Claves del nuevo régimen legal de modificaciones estructurales en las sociedades mercantiles

Artiaga Elordi Artiaga Elordi
10 de enero de 2024 Artículo escrito por Max Savchuk

El pasado 29 de julio de 2023, entró en vigor el Real Decreto-ley 5/2023, de 28 de junio de 2023, por el que se aprueba un nuevo régimen jurídico de las modificaciones estructurales de las sociedades mercantiles, tanto internas como transfronterizas, derogando así la anterior Ley 3/2009, de 3 de abril, sobre modificaciones estructurales de las sociedades mercantiles.

Como consecuencia de la entrada vigor de la citada norma, entre otras novedades, han quedado alterados algunos requisitos legales necesarios para la aprobación de operaciones societarias calificadas de modificaciones estructurales, tales como la transformación, fusión, escisión y la cesión global de activo y pasivo, así como el traslado del domicilio social al extranjero, en determinados supuestos.

Sin perjuicio de la extensión de la norma, y de los distintos requisitos que ésta regula para cada modificación estructural aprobada en el seno de la sociedad mercantil, uno de los cambios sustanciales producidos es la mayor protección de los derechos de los acreedores de la sociedad, quienes, tras la entrada en vigor de la norma, y transcurrido el periodo previsto en el régimen transitorio (para aquellas operaciones cuyos proyectos ya hubieren sido aprobadas por la Junta de socios antes del 29 de julio de 2023), verán incrementadas sus garantías, al resultar conocedores de la propuesta de modificación estructural desde un primer momento, y poder realizar alegaciones y observaciones a la Junta general, en aquellos supuestos en los que las garantías propuestas no fueren suficientes o menoscabaren la posibilidad de hacer efectivos sus créditos frente a la sociedad.

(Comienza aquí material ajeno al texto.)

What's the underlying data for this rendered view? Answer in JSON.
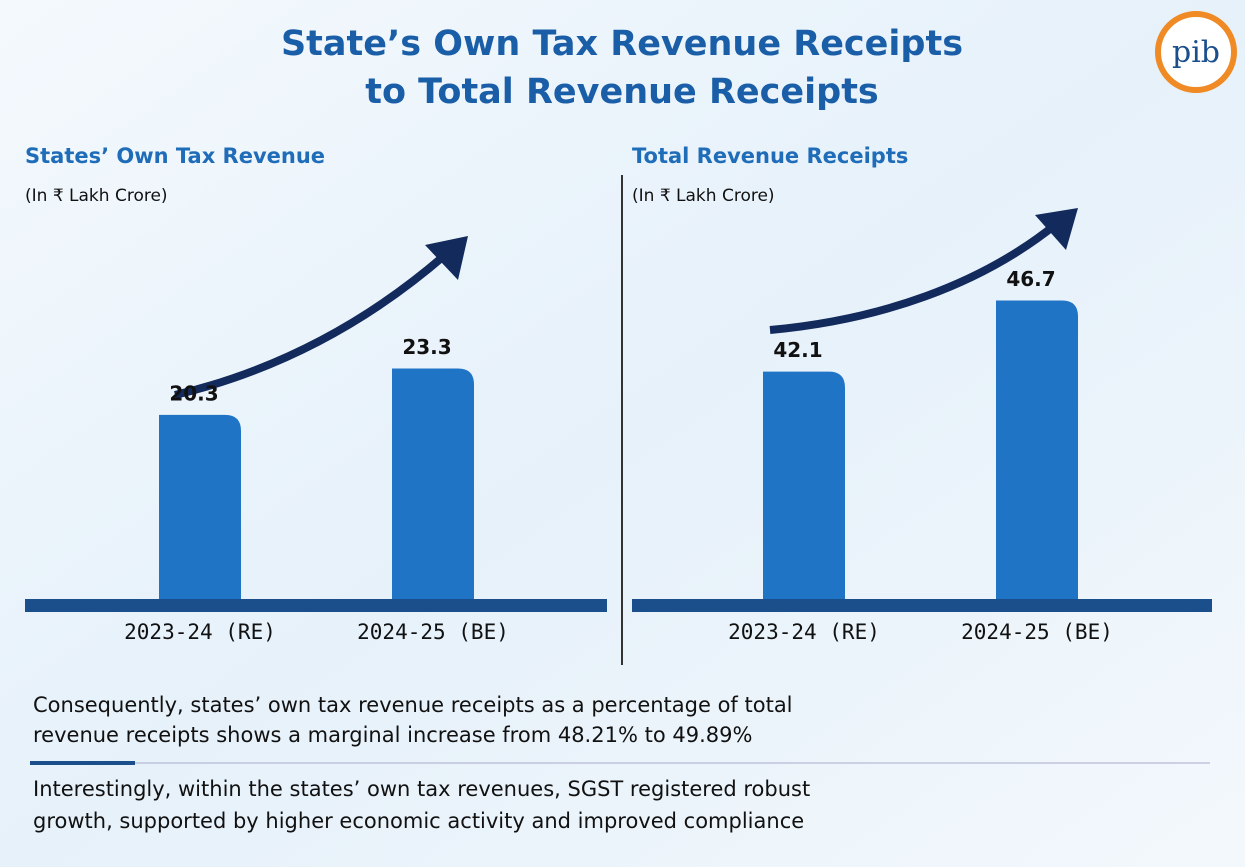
{
  "title_lines": [
    "State’s Own Tax Revenue Receipts",
    "to Total Revenue Receipts"
  ],
  "logo": "pib",
  "chart_data": [
    {
      "type": "bar",
      "title": "States’ Own Tax Revenue",
      "subtitle": "(In ₹ Lakh Crore)",
      "categories": [
        "2023-24 (RE)",
        "2024-25 (BE)"
      ],
      "values": [
        20.3,
        23.3
      ],
      "color": "#1f74c6",
      "ylim": [
        8,
        30
      ]
    },
    {
      "type": "bar",
      "title": "Total Revenue Receipts",
      "subtitle": "(In ₹ Lakh Crore)",
      "categories": [
        "2023-24 (RE)",
        "2024-25 (BE)"
      ],
      "values": [
        42.1,
        46.7
      ],
      "color": "#1f74c6",
      "ylim": [
        27,
        49
      ]
    }
  ],
  "notes": [
    [
      "Consequently, states’ own tax revenue receipts as a percentage of total",
      "revenue receipts shows a marginal increase from 48.21% to 49.89%"
    ],
    [
      "Interestingly, within the states’ own tax revenues, SGST registered robust",
      "growth, supported by higher economic activity and improved compliance"
    ]
  ]
}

A su vez, los socios también contarán con una mayor protección de sus derechos, al estar facultados a enajenar sus acciones o participaciones sociales en aquellos supuestos en los que, como consecuencia de la aprobación de la modificación estructural, queden sometidos a una ley extranjera, o se transforme el tipo social de la compañía, pudiendo obtener una compensación en efectivo, en tales casos.

En este sentido, los proyectos de fusión o escisión deberán contener una mención específica al tipo de compensación que recibirán los socios de la compañía que decidieran enajenar sus acciones o participaciones de la sociedad, así como las consecuencias derivadas de la operación para los acreedores, junto con las garantías -adicionales- ofrecidas.

En lo que se refiere a la estructura y procedimiento de las nuevas operaciones de modificación estructural, se deberá analizar cada caso concreto, habida cuenta de que se producen cambios que afectan a cada tipo de modificación con el nuevo régimen legal. 

No obstante, se prevén disposiciones comunes aplicables a todas las operaciones, que afectan principalmente a la elaboración del proyecto de modificación estructural, la preparación de los informes del órgano de administración de la sociedad, y de los expertos independientes, en su caso; y, además, los proyectos de transformación, fusión o escisión deberán ir acompañados de los certificados que acrediten que las sociedades afectadas por la modificación estructural se encuentran al corriente de sus obligaciones frente a la Agencia Tributaria y a la Seguridad Social.

Asimismo, el informe del órgano de administración deberá contener una sección específica destinada a los trabajadores de la sociedad, que deberá ponerse a disposición del representante de los trabajadores de la sociedad, de existir, o de los propios trabajadores, al menos un mes antes de la fecha de celebración de la Junta general que apruebe la operación, quienes podrán pronunciarse frente a las medidas y proyecto de modificación estructural. La información que deberá contener el citado informe es la siguiente:

  • Las consecuencias de la operación para las relaciones laborales, así como cualquier medida destinada a preservar dichas relaciones.
  • Cualquier cambio sustancial que, a consecuencia de la modificación estructural, se produzca en las condiciones laborales de los trabajadores o en la ubicación de los centros de actividad de la sociedad.
  • Repercusión de los dos puntos anteriores en las filiales de la sociedad/es afectada/s.

Teniendo en consideración todo lo expuesto, y de los cambios sustanciales que se producen en este tipo de operaciones tras la entrada en vigor de la nueva norma, desde Artiaga Elordi aconsejamos a las sociedades mercantiles que dispongan de un adecuado asesoramiento por parte de profesionales especializados en la materia.